China’s Ant Forest receives top UN environmental honor for tree-planting initiative
Xu Di (1st L), general manager of the Ant Forest initiative, delivers a speech after receiving a 2019 “Champions of the Earth” award, in New York, the United States, Sept. 26, 2019. Ant Forest, a green initiative in China, on Thursday received a 2019 “Champions of the Earth” award, the United Nations highest environmental honor. Ant Forest won the “Inspiration and Action” category of the award given by the UN Environment Program (UNEP) for turning the green good deeds of half a billion people into real trees planted in some of China’s most arid regions. (Xinhua/Li Muzi)
NEW YORK, Sept. 26 (Xinhua) — Ant Forest, a green initiative in China, on Thursday received a 2019 “Champions of the Earth” award, the United Nations’ highest environmental honor.
Ant Forest won the “Inspiration and Action” category of the award given by the UN Environment Program (UNEP) for turning the green good deeds of half a billion people into real trees planted in some of China’s most arid regions.
Xu Di, general manager of the Ant Forest initiative, and Shen Junliang, a representative app user, received the award.
Launched by Ant Financial Services Group, an Alibaba affiliate, Ant Forest promotes greener lifestyles by inspiring users to reduce carbon emissions in their daily lives so as to better protect the environment.
Ant Forest users are encouraged to record their low-carbon footprint through daily actions like taking public transport or paying utility bills online.

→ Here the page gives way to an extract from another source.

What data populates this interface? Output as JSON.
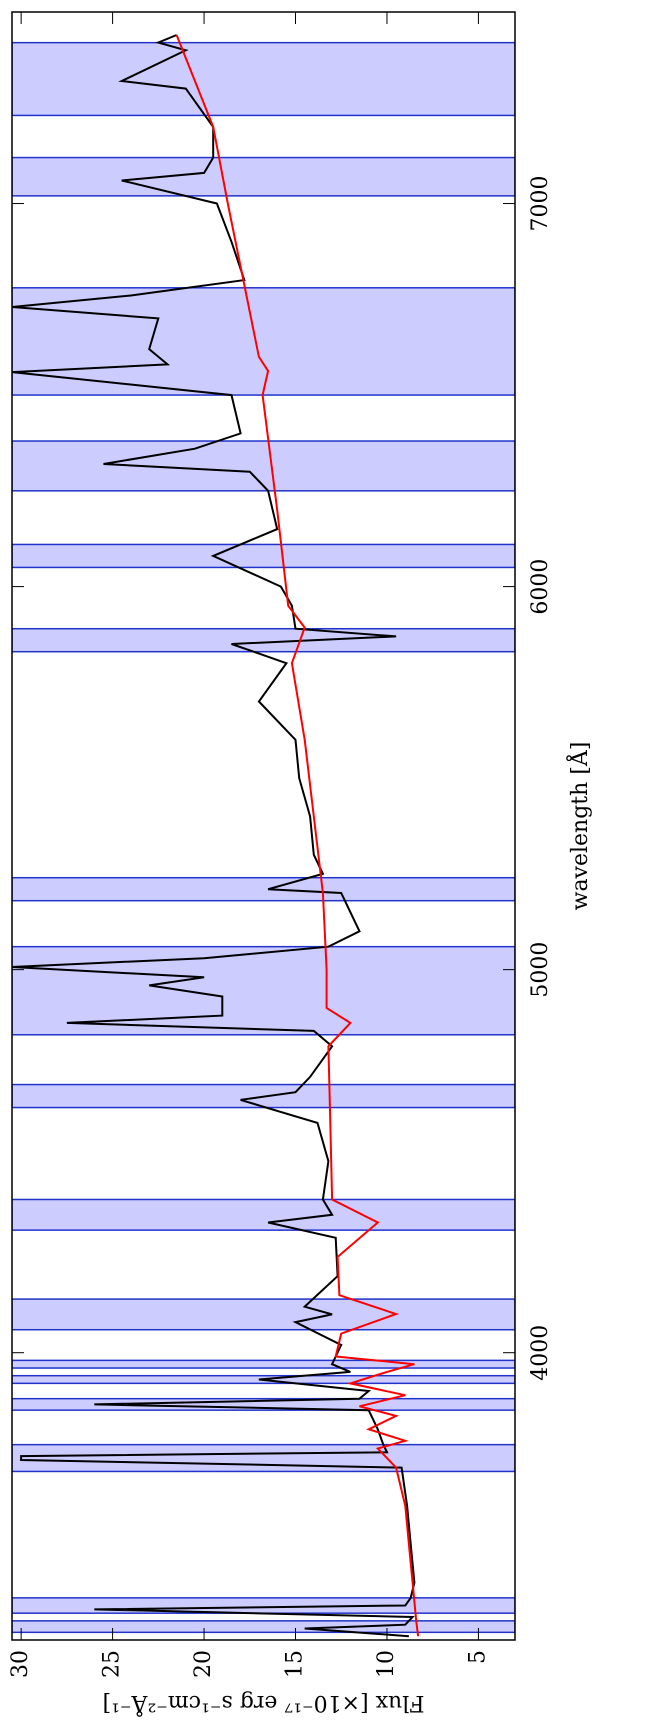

For each action, they receive “green energy points” and when they accumulate a certain number of points, an actual tree is planted. Users can view images of their trees in real-time via satellite.

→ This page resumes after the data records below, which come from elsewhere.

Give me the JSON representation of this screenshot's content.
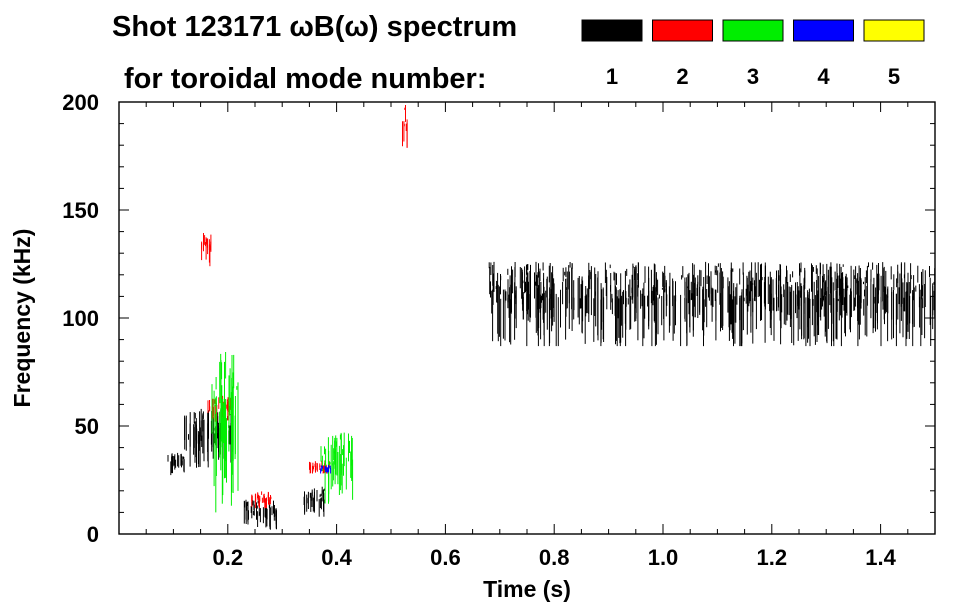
{
  "chart_data": {
    "type": "heatmap",
    "title": "Shot 123171 ωB(ω) spectrum",
    "subtitle": "for toroidal mode number:",
    "xlabel": "Time (s)",
    "ylabel": "Frequency (kHz)",
    "xlim": [
      0.0,
      1.5
    ],
    "ylim": [
      0,
      200
    ],
    "xticks": [
      0.2,
      0.4,
      0.6,
      0.8,
      1.0,
      1.2,
      1.4
    ],
    "xtick_labels": [
      "0.2",
      "0.4",
      "0.6",
      "0.8",
      "1.0",
      "1.2",
      "1.4"
    ],
    "yticks": [
      0,
      50,
      100,
      150,
      200
    ],
    "ytick_labels": [
      "0",
      "50",
      "100",
      "150",
      "200"
    ],
    "legend": [
      {
        "label": "1",
        "color": "#000000"
      },
      {
        "label": "2",
        "color": "#ff0000"
      },
      {
        "label": "3",
        "color": "#00ee00"
      },
      {
        "label": "4",
        "color": "#0000ff"
      },
      {
        "label": "5",
        "color": "#ffff00"
      }
    ],
    "series": [
      {
        "name": "n=1",
        "color": "#000000",
        "regions": [
          {
            "t": [
              0.09,
              0.12
            ],
            "f": [
              27,
              38
            ]
          },
          {
            "t": [
              0.12,
              0.21
            ],
            "f": [
              30,
              58
            ]
          },
          {
            "t": [
              0.23,
              0.29
            ],
            "f": [
              2,
              16
            ]
          },
          {
            "t": [
              0.34,
              0.38
            ],
            "f": [
              8,
              22
            ]
          },
          {
            "t": [
              0.68,
              1.5
            ],
            "f": [
              87,
              126
            ]
          }
        ]
      },
      {
        "name": "n=2",
        "color": "#ff0000",
        "regions": [
          {
            "t": [
              0.16,
              0.21
            ],
            "f": [
              52,
              64
            ]
          },
          {
            "t": [
              0.15,
              0.17
            ],
            "f": [
              124,
              140
            ]
          },
          {
            "t": [
              0.24,
              0.28
            ],
            "f": [
              12,
              20
            ]
          },
          {
            "t": [
              0.35,
              0.39
            ],
            "f": [
              28,
              34
            ]
          },
          {
            "t": [
              0.52,
              0.53
            ],
            "f": [
              177,
              200
            ]
          }
        ]
      },
      {
        "name": "n=3",
        "color": "#00ee00",
        "regions": [
          {
            "t": [
              0.37,
              0.43
            ],
            "f": [
              14,
              47
            ]
          },
          {
            "t": [
              0.17,
              0.22
            ],
            "f": [
              10,
              86
            ]
          }
        ]
      },
      {
        "name": "n=4",
        "color": "#0000ff",
        "regions": [
          {
            "t": [
              0.37,
              0.39
            ],
            "f": [
              28,
              32
            ]
          }
        ]
      }
    ]
  }
}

“Leveraging digital technology connects us and brings us here,” Xu told the award-giving ceremony. “This miracle is created by the power of digital technology.”
Since its launch in August 2016, Ant Forest and its non-governmental organization partners have planted around 122 million trees in some of China’s driest areas, including in arid regions in Inner Mongolia, Gansu, Qinghai and Shanxi. The trees cover an area of 112,000 hectares, making the project China’s largest private-sector tree-planting initiative.

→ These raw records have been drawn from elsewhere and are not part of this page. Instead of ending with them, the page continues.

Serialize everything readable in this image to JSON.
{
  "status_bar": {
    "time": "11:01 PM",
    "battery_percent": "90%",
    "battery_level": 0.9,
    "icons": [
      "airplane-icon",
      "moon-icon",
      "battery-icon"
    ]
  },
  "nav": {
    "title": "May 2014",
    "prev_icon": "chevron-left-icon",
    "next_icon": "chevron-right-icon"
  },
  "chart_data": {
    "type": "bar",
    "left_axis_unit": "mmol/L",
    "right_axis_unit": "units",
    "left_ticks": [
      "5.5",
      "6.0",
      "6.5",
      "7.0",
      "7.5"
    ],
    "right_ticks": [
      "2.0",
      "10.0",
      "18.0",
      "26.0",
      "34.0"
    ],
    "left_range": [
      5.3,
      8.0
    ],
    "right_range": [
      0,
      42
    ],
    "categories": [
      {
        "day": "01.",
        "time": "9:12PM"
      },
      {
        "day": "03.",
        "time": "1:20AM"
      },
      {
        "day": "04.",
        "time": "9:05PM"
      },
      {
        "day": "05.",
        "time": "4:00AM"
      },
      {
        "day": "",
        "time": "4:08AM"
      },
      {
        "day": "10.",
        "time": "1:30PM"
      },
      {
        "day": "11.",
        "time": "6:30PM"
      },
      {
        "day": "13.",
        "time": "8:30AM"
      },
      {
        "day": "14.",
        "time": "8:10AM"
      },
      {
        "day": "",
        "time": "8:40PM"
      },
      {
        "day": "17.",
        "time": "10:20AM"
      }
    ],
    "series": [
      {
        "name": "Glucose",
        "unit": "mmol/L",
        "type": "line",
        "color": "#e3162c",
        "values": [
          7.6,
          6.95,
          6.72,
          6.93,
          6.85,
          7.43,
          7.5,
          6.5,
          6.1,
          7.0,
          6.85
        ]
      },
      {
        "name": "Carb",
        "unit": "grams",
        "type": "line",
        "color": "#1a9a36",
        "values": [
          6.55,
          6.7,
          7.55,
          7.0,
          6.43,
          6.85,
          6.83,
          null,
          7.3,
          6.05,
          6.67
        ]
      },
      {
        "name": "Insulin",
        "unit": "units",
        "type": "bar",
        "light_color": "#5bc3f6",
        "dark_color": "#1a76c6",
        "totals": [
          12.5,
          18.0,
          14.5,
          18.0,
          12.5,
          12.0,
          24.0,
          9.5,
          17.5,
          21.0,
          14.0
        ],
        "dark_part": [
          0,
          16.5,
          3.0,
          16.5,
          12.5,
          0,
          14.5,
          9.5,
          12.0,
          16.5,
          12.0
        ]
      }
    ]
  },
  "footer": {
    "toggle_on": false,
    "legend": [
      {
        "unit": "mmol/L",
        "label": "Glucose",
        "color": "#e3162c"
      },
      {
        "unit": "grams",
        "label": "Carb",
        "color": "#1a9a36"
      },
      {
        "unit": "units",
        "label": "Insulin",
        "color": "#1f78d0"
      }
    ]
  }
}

“It’s very innovative. It’s big. It is managed to mobilize millions of people to get an understanding of the environment and what they can do by contributing a small amount of resources,” UNEP Executive Director Inger Andersen, who gave out the awards, told Xinhua. “So having people engage in a personal way is very powerful.”
She said she was pleased with the progress in China and in many other countries. “I think that in China there’s a strong commitment to this through ecological civilization, through a commitment to making the next century one of environmental integrity. And we obviously want everyone to step up on this field, and so that’s why we have been very, very pleased to see this year Ant Forest get the ‘Champions of the Earth’ award.”
The private sector has an important role to play. The resources needed to make the Earth sustainable, produce renewable energy and restore degraded ecosystems cannot come from the taxpayers alone, they have to come from the leaders of the private sector, said Andersen.